"Ah, the cushions, and the scrap of paper, and the aluminium
flask," said Hanaud; and the triumph faded from his face. He spoke
now to Ricardo with a genuine friendliness. "You must not be angry
with me if I keep you in the dark for a little while. I, too, Mr.
Ricardo, have artistic inclinations. I will not spoil the
remarkable story which I think Mlle. Celie will be ready to tell
us. Afterwards I will willingly explain to you what I read in the
evidences of the room, and what so greatly puzzled me then. But it
is not the puzzle or its solution," he said modestly, "which is
most interesting here. Consider the people. Mme. Dauvray, the old,
rich, ignorant woman, with her superstitions and her generosity,
her desire to converse with Mme. de Montespan and the great ladies
of the past, and her love of a young, fresh face about her; Helene
Vauquier, the maid with her six years of confidential service, who
finds herself suddenly supplanted and made to tend and dress in
dainty frocks the girl who has supplanted her; the young girl
herself, that poor child, with her love of fine clothes, the
Bohemian who, brought up amidst trickeries and practising them as
a profession, looking upon them and upon misery and starvation and
despair as the commonplaces of life, keeps a simplicity and a
delicacy and a freshness which would have withered in a day had
she been brought up otherwise; Harry Wethermill, the courted and
successful man of genius.
"Just imagine if you can what his feelings must have been, when in
Mme. Dauvray's bedroom, with the woman he had uselessly murdered
lying rigid beneath the sheet, he saw me raise the block of wood
from the inlaid floor and take out one by one those jewel cases
for which less than twelve hours before he had been ransacking
that very room. But what he must have felt! And to give no sign!

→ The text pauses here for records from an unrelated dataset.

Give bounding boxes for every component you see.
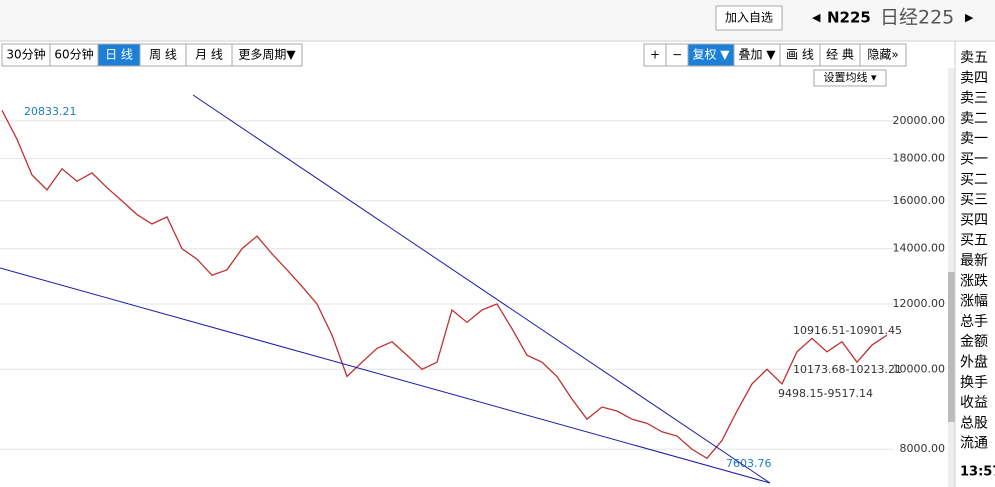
panel-label: 换手 (960, 374, 988, 391)
annotation: 10916.51-10901.45 (793, 324, 902, 337)
trend-line (0, 267, 771, 484)
period-label: 周 线 (149, 48, 177, 62)
ma-button[interactable] (813, 69, 887, 87)
tool-label: + (650, 48, 660, 62)
y-tick-label: 20000.00 (893, 114, 946, 127)
panel-label: 卖四 (960, 70, 988, 86)
panel-label: 涨跌 (960, 273, 988, 289)
annotation: 7603.76 (726, 457, 772, 470)
panel-label: 卖三 (960, 91, 988, 107)
panel-label: 流通 (960, 436, 988, 452)
annotation: 10173.68-10213.21 (793, 363, 902, 376)
y-tick-label: 12000.00 (893, 297, 946, 310)
panel-label: 卖五 (960, 50, 988, 66)
y-tick-label: 8000.00 (900, 442, 946, 455)
toolbar: 30分钟 60分钟日 线 周 线 月 线 更多周期▼ + − 复权 ▼ 叠加 ▼ 画 线经 典隐藏… (1, 43, 907, 67)
panel-label: 买二 (960, 172, 988, 188)
period-label: 日 线 (105, 48, 133, 62)
period-label: 月 线 (195, 48, 223, 62)
period-label: 更多周期▼ (238, 48, 296, 62)
panel-label: 最新 (960, 253, 988, 269)
panel-label: 涨幅 (960, 294, 988, 310)
panel-label: 卖一 (960, 131, 988, 147)
next[interactable]: ▶ (965, 11, 974, 24)
ma-label: 设置均线 ▾ (823, 70, 876, 84)
tool-label: 复权 ▼ (692, 48, 730, 62)
tool-label: 隐藏» (867, 48, 898, 62)
y-tick-label: 14000.00 (893, 242, 946, 255)
period-button[interactable] (231, 43, 303, 67)
annotation: 20833.21 (24, 105, 77, 118)
annotation: 9498.15-9517.14 (778, 387, 873, 400)
panel-label: 总股 (960, 415, 988, 431)
symbol: N225 (827, 9, 871, 27)
panel-label: 买三 (960, 192, 988, 208)
side-panel: 卖五卖四卖三卖二卖一买一买二买三买四买五最新涨跌涨幅总手金额外盘换手收益总股流通… (960, 50, 995, 480)
tool-label: 经 典 (826, 48, 854, 62)
top-bar (0, 0, 995, 40)
panel-label: 买一 (960, 152, 988, 168)
period-label: 60分钟 (54, 47, 93, 62)
tool-label: − (672, 48, 682, 62)
price-line (1, 110, 888, 460)
panel-label: 收益 (960, 395, 988, 411)
panel-label: 总手 (960, 314, 988, 330)
y-tick-label: 16000.00 (893, 194, 946, 207)
name: 日经225 (880, 7, 954, 29)
y-tick-label: 18000.00 (893, 152, 946, 165)
panel-label: 买四 (960, 212, 988, 228)
panel-label: 买五 (960, 233, 988, 249)
tool-label: 画 线 (786, 48, 814, 62)
tool-button[interactable] (859, 43, 907, 67)
tool-label: 叠加 ▼ (738, 48, 776, 62)
panel-time: 13:57 (960, 465, 995, 480)
add-button[interactable] (715, 5, 783, 31)
add-label: 加入自选 (725, 11, 773, 25)
plot: 8000.00 10000.00 12000.00 14000.00 16000.00 1… (0, 105, 945, 470)
panel-label: 卖二 (960, 111, 988, 127)
y-tick-label: 10000.00 (893, 362, 946, 375)
panel-label: 外盘 (960, 354, 988, 371)
period-label: 30分钟 (6, 47, 45, 62)
trend-line (192, 94, 771, 484)
panel-label: 金额 (960, 334, 988, 350)
scroll-thumb[interactable] (948, 272, 955, 422)
prev[interactable]: ◀ (812, 11, 821, 24)
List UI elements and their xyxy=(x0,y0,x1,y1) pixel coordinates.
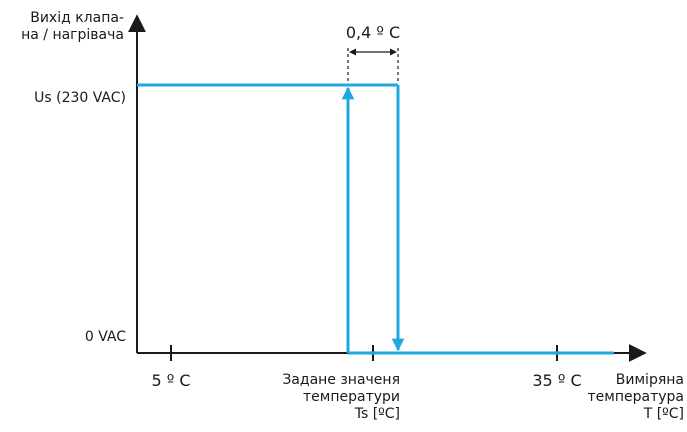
y-axis-title-line2: на / нагрівача xyxy=(21,27,124,43)
setpoint-label-line1: Задане значеня xyxy=(282,372,400,388)
x-axis-title-line1: Виміряна xyxy=(615,372,684,388)
setpoint-label-line3: Ts [ºC] xyxy=(354,406,400,422)
hysteresis-label: 0,4 º C xyxy=(345,23,401,42)
setpoint-label-line2: температури xyxy=(303,389,400,405)
y-axis-title-line1: Вихід клапа- xyxy=(30,10,124,26)
x-tick-label-35: 35 º C xyxy=(532,371,582,390)
y-label-low: 0 VAC xyxy=(84,329,126,345)
setpoint-label: Задане значеня температури Ts [ºC] xyxy=(226,372,400,423)
x-axis-title-line3: T [ºC] xyxy=(643,406,684,422)
y-axis-title: Вихід клапа- на / нагрівача xyxy=(6,10,124,44)
hysteresis-arrow-right xyxy=(390,48,397,56)
y-label-high: Us (230 VAC) xyxy=(34,90,126,106)
x-axis-title: Виміряна температура T [ºC] xyxy=(574,372,684,423)
x-axis-title-line2: температура xyxy=(587,389,684,405)
x-tick-label-5: 5 º C xyxy=(151,371,191,390)
hysteresis-arrow-left xyxy=(349,48,356,56)
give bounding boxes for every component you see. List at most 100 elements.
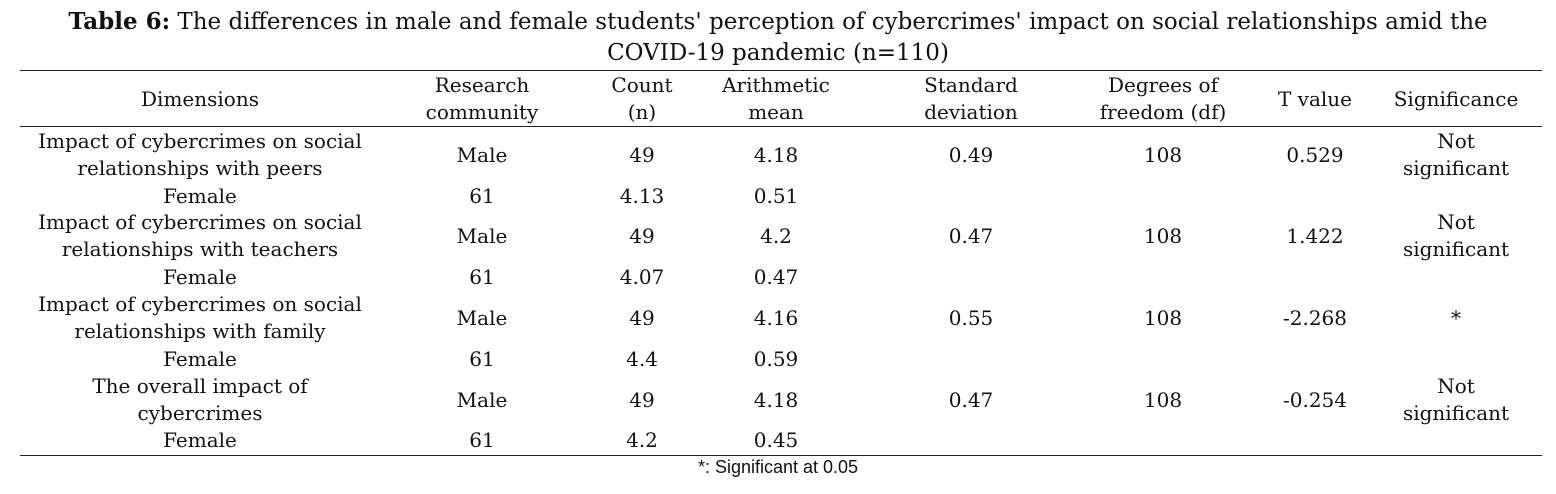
sd-cell: 0.47	[701, 264, 851, 291]
mean-cell-text: 4.2	[626, 427, 658, 452]
header-research-community: Research community	[402, 72, 562, 126]
count-cell: 49	[582, 142, 702, 169]
df-cell-text: 108	[1143, 305, 1183, 330]
mean-cell-text: 4.07	[619, 264, 665, 289]
community-cell: Male	[402, 142, 562, 169]
count-cell: 49	[582, 223, 702, 250]
header-degrees-of-freedom: Degrees of freedom (df)	[1063, 72, 1263, 126]
sd-cell-text: 0.49	[948, 142, 994, 167]
mean-cell: 4.2	[701, 223, 851, 250]
header-dimensions-line: Dimensions	[141, 86, 259, 111]
title-line-1: Table 6: The differences in male and fem…	[0, 6, 1556, 38]
count-cell-text: 49	[629, 387, 655, 412]
header-standard-deviation-line: deviation	[924, 100, 1018, 124]
community-cell: Male	[402, 223, 562, 250]
df-cell: 108	[1063, 387, 1263, 414]
sd-cell-text: 0.47	[948, 223, 994, 248]
sd-cell: 0.47	[891, 387, 1051, 414]
mean-cell: 4.07	[582, 264, 702, 291]
dimension-cell-text: The overall impact of	[92, 374, 308, 398]
significance-cell: Not significant	[1376, 128, 1536, 182]
t-value-cell: -0.254	[1250, 387, 1380, 414]
t-value-cell-text: -2.268	[1282, 305, 1347, 330]
dimension-cell: Impact of cybercrimes on social relations…	[20, 128, 380, 182]
mean-cell: 4.16	[701, 305, 851, 332]
community-cell-text: Female	[163, 427, 237, 452]
sd-cell: 0.49	[891, 142, 1051, 169]
top-rule	[20, 70, 1542, 71]
community-cell-text: Male	[456, 142, 508, 167]
dimension-cell-text: Impact of cybercrimes on social	[38, 129, 362, 153]
sd-cell: 0.59	[701, 346, 851, 373]
mean-cell: 4.18	[701, 387, 851, 414]
dimension-cell: The overall impact of cybercrimes	[20, 373, 380, 427]
count-cell-text: 49	[629, 305, 655, 330]
sd-cell: 0.55	[891, 305, 1051, 332]
count-cell-text: 61	[469, 183, 495, 208]
count-cell: 61	[402, 427, 562, 454]
significance-cell: Not significant	[1376, 209, 1536, 263]
community-cell: Female	[20, 264, 380, 291]
t-value-cell-text: 0.529	[1286, 142, 1344, 167]
count-cell-text: 49	[629, 223, 655, 248]
t-value-cell: -2.268	[1250, 305, 1380, 332]
mean-cell: 4.4	[582, 346, 702, 373]
count-cell-text: 61	[469, 264, 495, 289]
sd-cell-text: 0.55	[948, 305, 994, 330]
community-cell-text: Male	[456, 387, 508, 412]
t-value-cell: 0.529	[1250, 142, 1380, 169]
count-cell: 61	[402, 264, 562, 291]
significance-cell-text: Not	[1437, 374, 1475, 398]
dimension-cell-text: relationships with teachers	[61, 237, 339, 261]
dimension-cell-text: relationships with peers	[77, 156, 323, 180]
mean-cell-text: 4.4	[626, 346, 658, 371]
df-cell-text: 108	[1143, 142, 1183, 167]
count-cell: 49	[582, 387, 702, 414]
header-research-community-line: community	[425, 100, 539, 124]
community-cell-text: Male	[456, 223, 508, 248]
count-cell: 61	[402, 346, 562, 373]
sd-cell-text: 0.47	[753, 264, 799, 289]
significance-cell-text: Not	[1437, 129, 1475, 153]
header-count-line: (n)	[627, 100, 657, 124]
title-text: The differences in male and female stude…	[177, 9, 1488, 35]
sd-cell-text: 0.45	[753, 427, 799, 452]
df-cell: 108	[1063, 142, 1263, 169]
header-t-value: T value	[1250, 86, 1380, 113]
significance-cell-text: significant	[1402, 237, 1510, 261]
significance-cell-text: *	[1451, 305, 1461, 330]
header-standard-deviation: Standard deviation	[891, 72, 1051, 126]
df-cell: 108	[1063, 305, 1263, 332]
sd-cell-text: 0.51	[753, 183, 799, 208]
header-arithmetic-mean-line: Arithmetic	[722, 73, 830, 97]
count-cell-text: 61	[469, 427, 495, 452]
header-t-value-line: T value	[1277, 86, 1353, 111]
count-cell: 49	[582, 305, 702, 332]
significance-cell-text: significant	[1402, 156, 1510, 180]
significance-cell: Not significant	[1376, 373, 1536, 427]
dimension-cell-text: cybercrimes	[137, 401, 263, 425]
header-degrees-of-freedom-line: Degrees of	[1108, 73, 1218, 97]
header-degrees-of-freedom-line: freedom (df)	[1099, 100, 1227, 124]
t-value-cell-text: 1.422	[1286, 223, 1344, 248]
sd-cell: 0.51	[701, 183, 851, 210]
header-arithmetic-mean-line: mean	[748, 100, 804, 124]
dimension-cell-text: Impact of cybercrimes on social	[38, 292, 362, 316]
significance-cell: *	[1376, 305, 1536, 332]
community-cell-text: Female	[163, 183, 237, 208]
community-cell: Female	[20, 183, 380, 210]
t-value-cell-text: -0.254	[1282, 387, 1347, 412]
dimension-cell-text: Impact of cybercrimes on social	[38, 210, 362, 234]
mean-cell: 4.18	[701, 142, 851, 169]
header-research-community-line: Research	[434, 73, 530, 97]
community-cell-text: Male	[456, 305, 508, 330]
table-footnote: *: Significant at 0.05	[697, 457, 859, 477]
count-cell-text: 49	[629, 142, 655, 167]
header-count: Count (n)	[582, 72, 702, 126]
mean-cell-text: 4.2	[760, 223, 792, 248]
header-count-line: Count	[611, 73, 673, 97]
sd-cell: 0.45	[701, 427, 851, 454]
df-cell-text: 108	[1143, 223, 1183, 248]
community-cell-text: Female	[163, 264, 237, 289]
header-dimensions: Dimensions	[20, 86, 380, 113]
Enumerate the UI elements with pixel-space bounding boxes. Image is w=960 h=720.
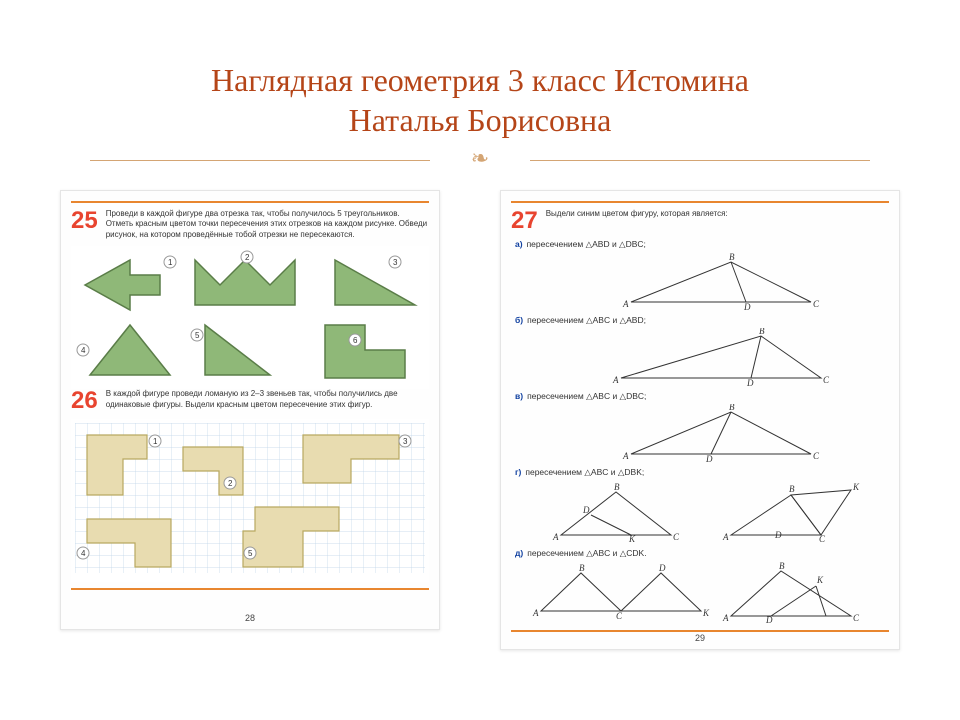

Oh, these people are the interesting problems in this story. Let
us hear what happened on that terrible night. The puzzle--that can
wait." In Mr. Ricardo's view Hanaud was proved right. The
extraordinary and appalling story which was gradually unrolled of
what had happened on that night of Tuesday in the Villa Rose
exceeded in its grim interest all the mystery of the puzzle. But
it was not told at once.
The trouble at first with Mlle. Celie was a fear of sleep. She
dared not sleep--even with a light in the room and a nurse at her
bedside. When her eyes were actually closing she would force
herself desperately back into the living world. For when she slept
she dreamed through again that dark and dreadful night of Tuesday
and the two days which followed it, until at some moment endurance
snapped and she woke up screaming. But youth, a good constitution,
and a healthy appetite had their way with her in the end.